Robert Capps, Vice President of Business Development at NuData Security Inc.:

“The magnitude of these losses can’t help but have a dampening effect on the UK economy and on those businesses who are experiencing losses of over £72,000. It’s also bad news for customers, who often bear the brunt of many direct costs (especially in account takeover and identity theft).

“With 3.2 million fraud incidents last year, fraud is becoming a tempting promise of high reward and low prosecution rates. Emboldened cybercriminals are becoming more technology savvy and are increasingly posing as banks or suppliers and then duping customers into revealing their personal details. These scams have also proved effective in targeting commercial organisations, as senior executives have been tricked into revealing sensitive information which enables access to a company network. The increasing volume of attacks globally has also been attributed to more data available on the black market and more financial institutions and merchants vulnerable to attacks.

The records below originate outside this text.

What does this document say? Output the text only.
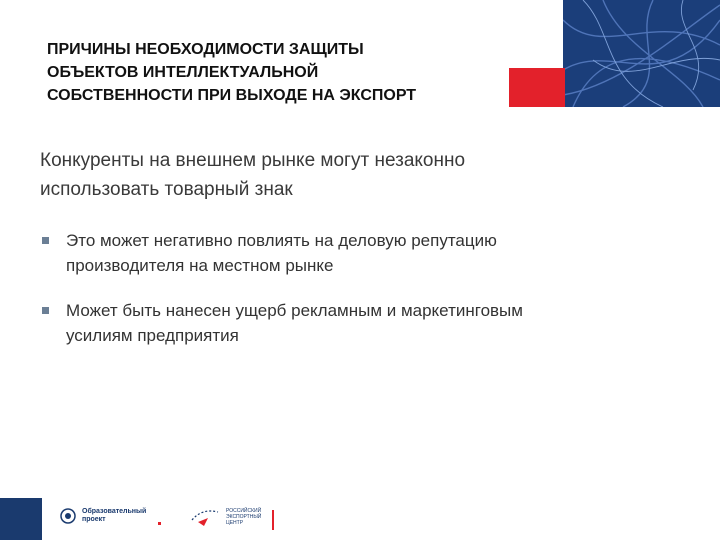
ПРИЧИНЫ НЕОБХОДИМОСТИ ЗАЩИТЫ
ОБЪЕКТОВ ИНТЕЛЛЕКТУАЛЬНОЙ
СОБСТВЕННОСТИ ПРИ ВЫХОДЕ НА ЭКСПОРТ
Конкуренты на внешнем рынке могут незаконно
использовать товарный знак
Это может негативно повлиять на деловую репутацию
производителя на местном рынке
Может быть нанесен ущерб рекламным и маркетинговым
усилиям предприятия
Образовательный
проект
РОССИЙСКИЙ
ЭКСПОРТНЫЙ
ЦЕНТР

“To detect out-of-character and potentially fraudulent transactions before they can create a financial nightmare for consumers – and for companies – we must adopt new authentication methods that hackers can’t deceive. Solutions based on passive biometrics and interactional signals are leading the way to provide more safety for consumers and less fraud in the marketplace. These solutions identify machines from humans, then separate good machines from bad, selects known humans from unknown humans, and finally sorts unknown humans demonstrating low-risk signals from unknown humans demonstrating high-risk signals. This process lets organisations fast-track the known and low-risk users for an optimal experience, saving the friction and traditional authentication methods for the highest risk users. These layers validate the user through information that hackers can’t replicate, securing the good user’s transaction at every step.”